Jambaldoo Lhagva

Personal information
- Born: 10 September 1944 (age 81)

Chess career
- Country: Mongolia
- Title: FIDE Master (1989); International Arbiter;
- FIDE rating: 2114 (August 2019)
- Peak rating: 2335 (January 1981)

= Jambaldoo Lhagva =

Mongolian chess player (born 1944)

Jambaldoo Lhagva (Жамбалдоогийн Лхагва; born 10 September 1944) is a Mongolian chess player who holds the FIDE titles of FIDE Master (FM) and International Arbiter (IA). He is a six-time Mongolian Chess Championship winner (1974, 1976, 1977, 1990, 1992, 1997).

==Biography==
From the 1960s to the 1990s, Lhagva was one of leading Mongolian chess players. He won the Mongolian Chess Championship six times: 1974, 1976, 1977, 1990, 1992, and 1997. He participated in a number of international chess tournaments.

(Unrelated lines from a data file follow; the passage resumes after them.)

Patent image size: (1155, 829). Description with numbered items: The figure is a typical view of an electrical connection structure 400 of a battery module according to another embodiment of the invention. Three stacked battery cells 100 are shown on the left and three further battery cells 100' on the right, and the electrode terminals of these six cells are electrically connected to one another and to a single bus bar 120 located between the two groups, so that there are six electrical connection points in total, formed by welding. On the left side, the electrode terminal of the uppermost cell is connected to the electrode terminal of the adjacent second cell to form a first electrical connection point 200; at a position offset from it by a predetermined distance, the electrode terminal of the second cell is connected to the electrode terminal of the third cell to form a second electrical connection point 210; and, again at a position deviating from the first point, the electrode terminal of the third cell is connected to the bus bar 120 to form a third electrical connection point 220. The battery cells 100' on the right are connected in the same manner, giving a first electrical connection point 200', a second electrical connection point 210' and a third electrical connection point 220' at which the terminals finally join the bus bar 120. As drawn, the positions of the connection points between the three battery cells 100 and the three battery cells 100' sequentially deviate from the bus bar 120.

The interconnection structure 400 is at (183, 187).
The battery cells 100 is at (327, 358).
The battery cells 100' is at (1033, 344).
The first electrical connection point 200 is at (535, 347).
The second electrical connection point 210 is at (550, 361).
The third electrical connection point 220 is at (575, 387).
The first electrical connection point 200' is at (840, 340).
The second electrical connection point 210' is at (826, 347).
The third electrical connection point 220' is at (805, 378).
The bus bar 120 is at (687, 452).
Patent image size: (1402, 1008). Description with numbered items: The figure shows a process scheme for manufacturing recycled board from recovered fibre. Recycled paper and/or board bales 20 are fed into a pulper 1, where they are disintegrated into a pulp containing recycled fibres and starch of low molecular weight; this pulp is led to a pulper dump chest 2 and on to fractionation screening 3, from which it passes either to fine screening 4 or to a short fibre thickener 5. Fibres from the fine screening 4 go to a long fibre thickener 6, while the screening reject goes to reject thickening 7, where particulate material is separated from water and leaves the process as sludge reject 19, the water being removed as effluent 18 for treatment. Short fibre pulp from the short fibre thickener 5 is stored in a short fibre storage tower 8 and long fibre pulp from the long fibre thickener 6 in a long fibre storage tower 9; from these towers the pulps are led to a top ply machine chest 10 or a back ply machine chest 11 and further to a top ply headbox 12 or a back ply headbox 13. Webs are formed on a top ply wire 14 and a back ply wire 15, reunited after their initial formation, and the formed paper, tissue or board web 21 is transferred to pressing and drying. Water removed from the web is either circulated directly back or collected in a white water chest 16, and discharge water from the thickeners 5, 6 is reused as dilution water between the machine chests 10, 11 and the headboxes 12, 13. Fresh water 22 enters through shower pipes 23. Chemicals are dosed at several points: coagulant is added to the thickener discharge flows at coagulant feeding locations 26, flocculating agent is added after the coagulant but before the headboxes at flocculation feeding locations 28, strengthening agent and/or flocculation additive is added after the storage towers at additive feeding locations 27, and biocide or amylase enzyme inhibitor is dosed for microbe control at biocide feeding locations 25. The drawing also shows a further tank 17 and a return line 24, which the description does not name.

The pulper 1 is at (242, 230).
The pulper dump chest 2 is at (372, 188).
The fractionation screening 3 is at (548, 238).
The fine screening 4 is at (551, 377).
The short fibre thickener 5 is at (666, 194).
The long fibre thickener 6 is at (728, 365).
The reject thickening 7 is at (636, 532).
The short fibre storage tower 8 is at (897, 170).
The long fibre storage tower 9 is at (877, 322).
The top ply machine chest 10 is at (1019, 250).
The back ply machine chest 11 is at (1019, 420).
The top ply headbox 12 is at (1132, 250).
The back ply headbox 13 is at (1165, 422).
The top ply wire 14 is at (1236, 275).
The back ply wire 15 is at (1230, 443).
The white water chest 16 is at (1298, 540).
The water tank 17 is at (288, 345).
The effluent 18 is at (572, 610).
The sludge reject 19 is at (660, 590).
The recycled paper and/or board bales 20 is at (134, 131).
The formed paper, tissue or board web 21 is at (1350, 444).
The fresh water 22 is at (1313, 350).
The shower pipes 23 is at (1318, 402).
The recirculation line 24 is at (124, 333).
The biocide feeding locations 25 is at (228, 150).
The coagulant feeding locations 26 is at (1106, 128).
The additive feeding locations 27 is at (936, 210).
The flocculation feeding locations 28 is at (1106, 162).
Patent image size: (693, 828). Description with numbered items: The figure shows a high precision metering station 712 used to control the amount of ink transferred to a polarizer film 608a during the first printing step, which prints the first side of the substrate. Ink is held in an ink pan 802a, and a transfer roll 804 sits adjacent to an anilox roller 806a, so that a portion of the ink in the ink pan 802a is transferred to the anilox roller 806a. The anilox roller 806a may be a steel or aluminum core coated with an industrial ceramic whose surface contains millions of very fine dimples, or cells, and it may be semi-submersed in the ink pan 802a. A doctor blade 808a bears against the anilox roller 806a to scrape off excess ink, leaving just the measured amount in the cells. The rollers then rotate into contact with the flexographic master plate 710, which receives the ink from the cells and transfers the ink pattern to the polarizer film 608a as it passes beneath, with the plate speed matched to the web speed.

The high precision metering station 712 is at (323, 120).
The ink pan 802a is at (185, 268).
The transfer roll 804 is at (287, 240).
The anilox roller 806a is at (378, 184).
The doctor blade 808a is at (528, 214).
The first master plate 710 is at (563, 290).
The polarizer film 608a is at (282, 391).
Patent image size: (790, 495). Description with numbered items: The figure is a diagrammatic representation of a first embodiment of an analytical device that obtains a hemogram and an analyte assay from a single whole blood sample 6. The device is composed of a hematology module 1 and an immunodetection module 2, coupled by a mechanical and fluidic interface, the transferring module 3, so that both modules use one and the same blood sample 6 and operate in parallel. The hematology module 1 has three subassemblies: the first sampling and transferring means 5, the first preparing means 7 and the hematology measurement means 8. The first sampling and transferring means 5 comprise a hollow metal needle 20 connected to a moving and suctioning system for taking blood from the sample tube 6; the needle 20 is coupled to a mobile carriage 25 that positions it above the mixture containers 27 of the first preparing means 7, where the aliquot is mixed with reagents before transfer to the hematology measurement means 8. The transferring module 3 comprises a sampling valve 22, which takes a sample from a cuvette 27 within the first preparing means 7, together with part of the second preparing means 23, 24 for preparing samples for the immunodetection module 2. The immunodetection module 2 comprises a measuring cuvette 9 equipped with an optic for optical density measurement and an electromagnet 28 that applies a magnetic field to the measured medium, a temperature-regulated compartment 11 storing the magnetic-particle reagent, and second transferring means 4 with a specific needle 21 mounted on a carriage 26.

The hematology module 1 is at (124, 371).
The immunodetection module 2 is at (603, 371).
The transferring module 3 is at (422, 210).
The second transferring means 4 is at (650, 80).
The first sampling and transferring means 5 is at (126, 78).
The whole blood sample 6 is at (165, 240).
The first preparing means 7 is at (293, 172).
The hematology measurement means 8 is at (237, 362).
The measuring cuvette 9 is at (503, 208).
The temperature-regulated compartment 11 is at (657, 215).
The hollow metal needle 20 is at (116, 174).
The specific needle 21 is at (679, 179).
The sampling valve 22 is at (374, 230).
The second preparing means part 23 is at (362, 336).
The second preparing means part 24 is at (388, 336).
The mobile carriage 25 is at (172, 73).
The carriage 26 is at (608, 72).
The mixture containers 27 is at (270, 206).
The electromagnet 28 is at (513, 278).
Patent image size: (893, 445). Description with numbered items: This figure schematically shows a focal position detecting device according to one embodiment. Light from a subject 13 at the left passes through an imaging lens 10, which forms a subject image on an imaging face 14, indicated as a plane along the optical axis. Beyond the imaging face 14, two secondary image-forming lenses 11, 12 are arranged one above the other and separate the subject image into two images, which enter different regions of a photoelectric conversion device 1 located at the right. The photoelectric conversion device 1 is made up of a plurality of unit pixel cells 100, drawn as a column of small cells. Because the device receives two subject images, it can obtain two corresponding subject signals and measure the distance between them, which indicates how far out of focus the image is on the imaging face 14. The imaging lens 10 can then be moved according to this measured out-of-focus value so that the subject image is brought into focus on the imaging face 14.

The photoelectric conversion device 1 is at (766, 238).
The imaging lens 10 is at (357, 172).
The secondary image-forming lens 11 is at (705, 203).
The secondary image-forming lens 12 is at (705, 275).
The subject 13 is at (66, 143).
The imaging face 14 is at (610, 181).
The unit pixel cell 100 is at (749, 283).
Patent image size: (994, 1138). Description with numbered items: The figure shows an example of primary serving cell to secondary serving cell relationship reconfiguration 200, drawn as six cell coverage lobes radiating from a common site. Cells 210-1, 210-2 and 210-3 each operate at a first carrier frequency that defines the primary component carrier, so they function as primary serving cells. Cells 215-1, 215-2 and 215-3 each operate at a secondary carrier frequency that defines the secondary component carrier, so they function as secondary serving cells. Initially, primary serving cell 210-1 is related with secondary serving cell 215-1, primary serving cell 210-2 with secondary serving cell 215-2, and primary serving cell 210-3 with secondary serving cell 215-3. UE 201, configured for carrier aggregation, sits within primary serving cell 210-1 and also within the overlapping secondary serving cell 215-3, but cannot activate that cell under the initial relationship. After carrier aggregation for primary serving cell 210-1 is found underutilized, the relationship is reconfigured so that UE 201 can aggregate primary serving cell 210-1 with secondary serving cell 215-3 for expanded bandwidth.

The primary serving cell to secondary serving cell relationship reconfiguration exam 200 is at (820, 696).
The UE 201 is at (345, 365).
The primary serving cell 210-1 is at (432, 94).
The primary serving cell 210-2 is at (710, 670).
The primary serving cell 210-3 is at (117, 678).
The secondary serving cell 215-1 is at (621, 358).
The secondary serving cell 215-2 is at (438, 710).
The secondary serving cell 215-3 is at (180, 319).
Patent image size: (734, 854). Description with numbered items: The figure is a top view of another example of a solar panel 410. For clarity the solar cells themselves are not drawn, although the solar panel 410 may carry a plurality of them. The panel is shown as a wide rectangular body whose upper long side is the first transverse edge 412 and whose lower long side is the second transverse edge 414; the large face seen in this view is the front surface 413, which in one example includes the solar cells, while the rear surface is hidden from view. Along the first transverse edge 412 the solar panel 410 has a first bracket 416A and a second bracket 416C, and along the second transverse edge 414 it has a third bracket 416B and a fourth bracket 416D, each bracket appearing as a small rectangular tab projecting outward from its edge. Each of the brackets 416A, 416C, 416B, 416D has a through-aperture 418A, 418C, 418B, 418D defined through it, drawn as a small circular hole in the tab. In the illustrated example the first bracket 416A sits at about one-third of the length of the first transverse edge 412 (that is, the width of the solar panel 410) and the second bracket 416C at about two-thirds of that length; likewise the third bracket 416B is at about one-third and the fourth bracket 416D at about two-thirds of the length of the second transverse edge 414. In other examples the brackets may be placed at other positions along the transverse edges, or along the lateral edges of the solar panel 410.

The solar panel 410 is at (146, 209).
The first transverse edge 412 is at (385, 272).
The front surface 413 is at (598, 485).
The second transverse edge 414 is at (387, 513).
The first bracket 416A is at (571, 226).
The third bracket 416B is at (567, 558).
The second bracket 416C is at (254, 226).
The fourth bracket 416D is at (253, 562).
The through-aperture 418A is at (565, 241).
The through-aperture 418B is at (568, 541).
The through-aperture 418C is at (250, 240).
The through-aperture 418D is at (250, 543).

He played for Mongolia in the Chess Olympiads:
- In 1968, at the third board in the 18th Chess Olympiad in Lugano (+4, =5, -6),
- In 1970, at the third board in the 19th Chess Olympiad in Siegen (+9, =5, -5),
- In 1974, at the first board in the 21st Chess Olympiad in Nice (+8, =6, -6),
- In 1980, at the fourth board in the 24th Chess Olympiad in La Valletta (+3, =5, -6),
- In 1982, at the fourth board in the 25th Chess Olympiad in Lucerne (+9, =0, -5),
- In 1990, at the first reserve board in the 29th Chess Olympiad in Novi Sad (+4, =3, -3),
- In 1992, at the fourth board in the 30th Chess Olympiad in Manila (+3, =0, -3).

Lhagva is a graduate of the chess department at the Russian State University of Physical Education, Sport, Youth and Tourism where he was coached under Mark Dvoretsky.